6. A traffic signal unit as described in claim 2, wherein said load transfer structure has a depth equal to at least about 70% of the axial length of said housing.

7. In a traffic signal unit the improvement wherein the housing therefore comprises a cylindrical body portion, a planar door frame opening therefrom to give access within said housing, the plane of said door frame being parallel to the axis of the cylinder of said cylindrical body portion, at least one end of said cylinder a load transfer structure comprising the wall of said cylinder, an inner annulus coaxial therewith and connected thereto by stiffening web means, and mating means formed on the end periphery of said cylinder wall and the outer end periphery of said annulus to mate with complementary means formed on an adjacent said structure.

8. A traffic signal unit as described in claim 7 wherein said door frame is connected to said cylindrical body portion by wall means including inwardly concave side walls which connect with said body portion along arcuate paths to stiffen said body portion.

9. A traffic signal unit as described in claim 8 wherein said transfer structures are formed at each end of said unit.

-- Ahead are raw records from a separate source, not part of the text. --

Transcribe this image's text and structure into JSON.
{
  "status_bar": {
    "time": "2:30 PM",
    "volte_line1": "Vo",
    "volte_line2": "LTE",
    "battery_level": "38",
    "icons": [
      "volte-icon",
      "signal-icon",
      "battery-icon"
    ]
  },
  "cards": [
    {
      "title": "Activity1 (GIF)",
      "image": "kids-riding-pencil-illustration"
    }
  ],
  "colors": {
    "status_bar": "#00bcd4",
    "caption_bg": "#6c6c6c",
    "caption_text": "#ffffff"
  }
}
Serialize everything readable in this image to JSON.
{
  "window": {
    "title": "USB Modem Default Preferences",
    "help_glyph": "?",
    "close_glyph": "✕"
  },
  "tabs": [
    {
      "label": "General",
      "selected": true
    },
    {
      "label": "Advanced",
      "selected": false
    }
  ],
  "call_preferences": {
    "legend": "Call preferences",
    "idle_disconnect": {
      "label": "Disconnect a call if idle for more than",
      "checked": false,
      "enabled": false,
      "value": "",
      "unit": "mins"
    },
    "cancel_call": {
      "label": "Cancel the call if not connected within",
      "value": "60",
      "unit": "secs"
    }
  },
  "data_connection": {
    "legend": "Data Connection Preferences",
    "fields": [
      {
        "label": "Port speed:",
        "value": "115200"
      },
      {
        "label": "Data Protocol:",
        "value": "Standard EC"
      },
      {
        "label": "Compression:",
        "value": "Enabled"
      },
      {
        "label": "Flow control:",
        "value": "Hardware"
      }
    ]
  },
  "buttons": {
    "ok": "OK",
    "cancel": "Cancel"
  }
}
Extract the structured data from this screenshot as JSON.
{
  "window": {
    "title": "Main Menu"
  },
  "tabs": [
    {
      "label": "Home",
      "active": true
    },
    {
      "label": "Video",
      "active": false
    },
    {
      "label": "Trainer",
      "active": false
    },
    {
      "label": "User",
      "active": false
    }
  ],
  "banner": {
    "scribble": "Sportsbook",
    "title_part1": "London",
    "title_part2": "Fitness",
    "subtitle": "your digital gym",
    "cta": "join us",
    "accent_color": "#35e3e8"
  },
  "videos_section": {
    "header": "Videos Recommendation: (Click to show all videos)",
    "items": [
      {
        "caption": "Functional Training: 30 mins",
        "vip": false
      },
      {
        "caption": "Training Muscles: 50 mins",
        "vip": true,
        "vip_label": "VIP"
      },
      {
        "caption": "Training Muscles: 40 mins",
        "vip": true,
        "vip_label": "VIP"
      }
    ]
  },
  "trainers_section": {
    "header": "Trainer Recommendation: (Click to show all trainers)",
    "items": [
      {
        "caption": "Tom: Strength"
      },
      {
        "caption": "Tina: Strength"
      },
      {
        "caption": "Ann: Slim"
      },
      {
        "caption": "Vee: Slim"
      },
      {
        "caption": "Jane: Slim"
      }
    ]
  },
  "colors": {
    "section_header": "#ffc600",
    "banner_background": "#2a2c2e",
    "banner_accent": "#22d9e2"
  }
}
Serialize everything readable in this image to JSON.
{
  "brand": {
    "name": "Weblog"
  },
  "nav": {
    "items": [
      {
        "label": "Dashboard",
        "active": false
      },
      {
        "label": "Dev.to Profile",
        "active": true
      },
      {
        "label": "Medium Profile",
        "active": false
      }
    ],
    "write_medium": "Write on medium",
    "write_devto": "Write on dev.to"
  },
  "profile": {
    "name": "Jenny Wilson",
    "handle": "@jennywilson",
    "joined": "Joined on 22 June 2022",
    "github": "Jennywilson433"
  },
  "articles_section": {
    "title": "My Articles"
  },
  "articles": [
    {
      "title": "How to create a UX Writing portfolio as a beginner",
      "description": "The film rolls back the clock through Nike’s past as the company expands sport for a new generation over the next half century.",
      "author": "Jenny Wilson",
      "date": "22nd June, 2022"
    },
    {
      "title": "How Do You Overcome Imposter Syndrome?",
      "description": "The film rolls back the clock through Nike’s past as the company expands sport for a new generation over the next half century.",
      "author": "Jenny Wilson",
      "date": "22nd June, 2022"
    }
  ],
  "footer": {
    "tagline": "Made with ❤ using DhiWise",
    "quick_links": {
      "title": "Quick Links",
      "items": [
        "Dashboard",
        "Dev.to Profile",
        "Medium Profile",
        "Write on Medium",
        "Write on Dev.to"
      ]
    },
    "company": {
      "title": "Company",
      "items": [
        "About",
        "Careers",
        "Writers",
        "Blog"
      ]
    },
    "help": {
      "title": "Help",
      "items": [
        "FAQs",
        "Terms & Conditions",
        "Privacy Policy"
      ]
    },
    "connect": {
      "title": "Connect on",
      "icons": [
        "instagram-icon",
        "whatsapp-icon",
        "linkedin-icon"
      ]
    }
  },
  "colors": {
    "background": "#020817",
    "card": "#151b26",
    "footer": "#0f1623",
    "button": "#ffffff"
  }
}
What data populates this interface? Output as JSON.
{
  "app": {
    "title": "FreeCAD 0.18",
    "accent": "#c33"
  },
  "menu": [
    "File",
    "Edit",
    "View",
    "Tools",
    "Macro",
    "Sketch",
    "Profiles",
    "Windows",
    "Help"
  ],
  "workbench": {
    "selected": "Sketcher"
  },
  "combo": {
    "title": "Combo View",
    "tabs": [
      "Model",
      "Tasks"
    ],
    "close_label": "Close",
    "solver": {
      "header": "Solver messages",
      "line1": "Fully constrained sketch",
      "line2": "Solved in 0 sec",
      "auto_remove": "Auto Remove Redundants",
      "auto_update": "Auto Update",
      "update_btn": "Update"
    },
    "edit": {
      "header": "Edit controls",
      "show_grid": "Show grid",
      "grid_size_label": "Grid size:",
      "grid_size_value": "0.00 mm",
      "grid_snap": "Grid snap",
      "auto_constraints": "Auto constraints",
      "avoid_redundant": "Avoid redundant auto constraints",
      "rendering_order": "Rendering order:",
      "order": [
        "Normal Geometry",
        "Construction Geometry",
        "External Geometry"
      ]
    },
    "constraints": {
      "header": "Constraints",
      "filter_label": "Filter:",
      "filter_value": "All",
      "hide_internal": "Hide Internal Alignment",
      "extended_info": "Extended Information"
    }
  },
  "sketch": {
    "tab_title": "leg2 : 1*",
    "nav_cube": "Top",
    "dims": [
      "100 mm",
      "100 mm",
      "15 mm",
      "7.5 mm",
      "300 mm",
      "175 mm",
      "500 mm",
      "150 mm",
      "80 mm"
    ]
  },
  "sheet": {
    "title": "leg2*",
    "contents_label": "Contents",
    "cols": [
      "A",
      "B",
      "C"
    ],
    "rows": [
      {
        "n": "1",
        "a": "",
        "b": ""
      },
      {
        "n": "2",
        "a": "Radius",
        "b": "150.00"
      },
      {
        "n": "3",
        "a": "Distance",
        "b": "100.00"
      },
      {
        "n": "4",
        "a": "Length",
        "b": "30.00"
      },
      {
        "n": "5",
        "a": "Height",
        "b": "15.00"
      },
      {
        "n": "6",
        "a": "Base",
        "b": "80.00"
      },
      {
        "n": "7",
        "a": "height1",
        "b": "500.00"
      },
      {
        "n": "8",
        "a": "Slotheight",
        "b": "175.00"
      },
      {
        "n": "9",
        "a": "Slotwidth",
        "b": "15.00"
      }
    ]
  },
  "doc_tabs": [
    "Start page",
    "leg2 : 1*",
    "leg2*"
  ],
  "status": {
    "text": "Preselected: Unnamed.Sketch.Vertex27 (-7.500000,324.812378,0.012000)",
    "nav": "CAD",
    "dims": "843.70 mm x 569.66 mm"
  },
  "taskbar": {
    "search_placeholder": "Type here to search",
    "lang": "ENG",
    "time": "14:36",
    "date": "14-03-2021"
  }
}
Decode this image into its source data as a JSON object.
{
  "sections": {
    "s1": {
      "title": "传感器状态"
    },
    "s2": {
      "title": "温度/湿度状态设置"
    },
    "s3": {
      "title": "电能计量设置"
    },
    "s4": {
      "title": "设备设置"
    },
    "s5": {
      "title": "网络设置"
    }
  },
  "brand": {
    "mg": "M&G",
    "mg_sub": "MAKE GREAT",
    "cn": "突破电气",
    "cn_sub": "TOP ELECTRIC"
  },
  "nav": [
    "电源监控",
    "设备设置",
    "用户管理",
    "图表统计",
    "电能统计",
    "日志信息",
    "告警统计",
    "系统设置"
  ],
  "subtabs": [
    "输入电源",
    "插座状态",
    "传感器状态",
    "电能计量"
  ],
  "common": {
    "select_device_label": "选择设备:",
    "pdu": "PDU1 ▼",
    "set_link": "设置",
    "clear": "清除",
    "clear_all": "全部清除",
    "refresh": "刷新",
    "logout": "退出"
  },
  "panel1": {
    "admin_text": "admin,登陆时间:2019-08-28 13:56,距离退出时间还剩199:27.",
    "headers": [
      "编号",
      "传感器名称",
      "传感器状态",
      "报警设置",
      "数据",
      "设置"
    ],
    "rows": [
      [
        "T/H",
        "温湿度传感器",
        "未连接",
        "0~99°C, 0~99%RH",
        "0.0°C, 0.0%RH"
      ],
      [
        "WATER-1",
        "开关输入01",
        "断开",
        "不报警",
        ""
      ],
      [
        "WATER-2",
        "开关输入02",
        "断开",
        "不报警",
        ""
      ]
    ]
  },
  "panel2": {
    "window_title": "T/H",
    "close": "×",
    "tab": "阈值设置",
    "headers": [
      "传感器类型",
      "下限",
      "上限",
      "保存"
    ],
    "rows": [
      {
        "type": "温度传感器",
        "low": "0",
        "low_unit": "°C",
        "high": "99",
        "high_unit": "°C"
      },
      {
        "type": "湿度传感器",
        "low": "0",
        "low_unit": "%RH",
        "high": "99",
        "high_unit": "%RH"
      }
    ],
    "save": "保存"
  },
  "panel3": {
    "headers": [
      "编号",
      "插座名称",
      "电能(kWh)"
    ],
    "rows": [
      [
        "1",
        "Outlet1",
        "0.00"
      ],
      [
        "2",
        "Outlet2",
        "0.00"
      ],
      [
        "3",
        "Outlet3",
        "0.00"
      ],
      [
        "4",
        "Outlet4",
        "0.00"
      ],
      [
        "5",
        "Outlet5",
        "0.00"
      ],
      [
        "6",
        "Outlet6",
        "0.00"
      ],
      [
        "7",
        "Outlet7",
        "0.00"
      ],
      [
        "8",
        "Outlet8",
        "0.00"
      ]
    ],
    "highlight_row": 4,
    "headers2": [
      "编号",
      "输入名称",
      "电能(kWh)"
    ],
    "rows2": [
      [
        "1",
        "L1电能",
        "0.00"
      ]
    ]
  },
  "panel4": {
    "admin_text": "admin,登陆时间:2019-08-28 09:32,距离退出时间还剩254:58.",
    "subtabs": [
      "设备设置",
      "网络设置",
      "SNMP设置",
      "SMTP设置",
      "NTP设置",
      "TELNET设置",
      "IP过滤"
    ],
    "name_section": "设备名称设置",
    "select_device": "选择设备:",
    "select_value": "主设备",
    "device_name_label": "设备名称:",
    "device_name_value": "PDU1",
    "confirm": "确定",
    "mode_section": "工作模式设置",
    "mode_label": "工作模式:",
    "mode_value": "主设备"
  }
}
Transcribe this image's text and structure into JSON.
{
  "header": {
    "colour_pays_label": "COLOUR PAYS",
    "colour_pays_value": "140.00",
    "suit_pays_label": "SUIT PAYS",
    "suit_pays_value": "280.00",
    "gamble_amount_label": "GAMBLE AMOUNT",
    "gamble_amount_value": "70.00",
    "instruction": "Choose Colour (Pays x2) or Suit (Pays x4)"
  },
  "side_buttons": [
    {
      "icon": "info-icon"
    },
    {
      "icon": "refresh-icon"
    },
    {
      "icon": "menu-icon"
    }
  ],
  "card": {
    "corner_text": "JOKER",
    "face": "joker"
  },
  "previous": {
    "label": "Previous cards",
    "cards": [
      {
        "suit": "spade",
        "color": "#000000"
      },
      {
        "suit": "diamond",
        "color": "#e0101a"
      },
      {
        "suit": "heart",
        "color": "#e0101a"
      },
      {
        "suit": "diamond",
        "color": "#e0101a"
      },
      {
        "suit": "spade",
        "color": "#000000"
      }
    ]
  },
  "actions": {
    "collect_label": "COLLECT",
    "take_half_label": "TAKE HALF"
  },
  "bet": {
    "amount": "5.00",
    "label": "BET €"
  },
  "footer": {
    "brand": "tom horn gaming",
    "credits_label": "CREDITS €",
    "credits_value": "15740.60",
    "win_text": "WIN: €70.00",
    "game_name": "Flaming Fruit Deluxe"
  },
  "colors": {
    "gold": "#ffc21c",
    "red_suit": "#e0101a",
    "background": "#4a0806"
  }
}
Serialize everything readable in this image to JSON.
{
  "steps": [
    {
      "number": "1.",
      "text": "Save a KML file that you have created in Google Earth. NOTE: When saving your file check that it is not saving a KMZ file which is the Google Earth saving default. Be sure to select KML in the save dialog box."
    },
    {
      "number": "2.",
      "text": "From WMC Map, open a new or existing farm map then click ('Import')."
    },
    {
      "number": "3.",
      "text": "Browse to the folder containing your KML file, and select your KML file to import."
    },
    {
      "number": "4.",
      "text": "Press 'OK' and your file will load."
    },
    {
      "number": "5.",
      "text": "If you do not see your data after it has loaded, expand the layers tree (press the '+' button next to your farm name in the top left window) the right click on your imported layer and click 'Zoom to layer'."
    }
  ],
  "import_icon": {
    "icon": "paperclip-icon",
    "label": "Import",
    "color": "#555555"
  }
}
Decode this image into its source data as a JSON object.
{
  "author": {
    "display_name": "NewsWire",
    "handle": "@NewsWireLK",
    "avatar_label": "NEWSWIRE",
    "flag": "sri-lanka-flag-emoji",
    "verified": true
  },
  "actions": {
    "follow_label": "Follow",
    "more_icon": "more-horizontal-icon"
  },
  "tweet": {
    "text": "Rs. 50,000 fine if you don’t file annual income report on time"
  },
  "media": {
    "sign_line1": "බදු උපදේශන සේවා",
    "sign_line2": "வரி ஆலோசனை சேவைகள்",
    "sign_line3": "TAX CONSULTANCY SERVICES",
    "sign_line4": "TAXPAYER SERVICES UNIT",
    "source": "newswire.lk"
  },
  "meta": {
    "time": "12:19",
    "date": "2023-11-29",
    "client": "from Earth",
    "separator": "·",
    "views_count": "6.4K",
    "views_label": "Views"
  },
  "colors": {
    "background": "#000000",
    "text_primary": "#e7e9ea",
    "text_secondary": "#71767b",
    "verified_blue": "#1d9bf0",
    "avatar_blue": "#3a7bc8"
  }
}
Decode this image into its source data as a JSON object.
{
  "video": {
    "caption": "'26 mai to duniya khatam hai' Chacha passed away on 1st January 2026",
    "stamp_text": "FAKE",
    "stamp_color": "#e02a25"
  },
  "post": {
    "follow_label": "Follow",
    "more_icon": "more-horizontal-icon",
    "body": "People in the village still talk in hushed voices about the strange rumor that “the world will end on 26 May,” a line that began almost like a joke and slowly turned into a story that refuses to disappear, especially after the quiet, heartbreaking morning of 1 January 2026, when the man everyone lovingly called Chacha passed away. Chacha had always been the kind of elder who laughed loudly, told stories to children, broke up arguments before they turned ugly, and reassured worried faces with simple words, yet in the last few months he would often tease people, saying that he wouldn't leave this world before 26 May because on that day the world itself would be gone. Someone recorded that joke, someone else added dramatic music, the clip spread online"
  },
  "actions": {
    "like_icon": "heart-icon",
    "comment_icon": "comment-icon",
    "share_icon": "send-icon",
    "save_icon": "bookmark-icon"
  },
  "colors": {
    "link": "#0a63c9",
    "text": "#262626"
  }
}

10. A traffic signal unit as described in claim 7, wherein said adjacent mating means comprises complementary V tongues and V grooves formed adjacent said cylinder end peripheries and dentate indexing means formed adjacent said annulus outer end peripheries.

11. A traffic signal unit as described in claim 4, moulded in a polycarbonate resin.

12. A traffic signal unit as described in claim 7 moulded in polycarbonate resin.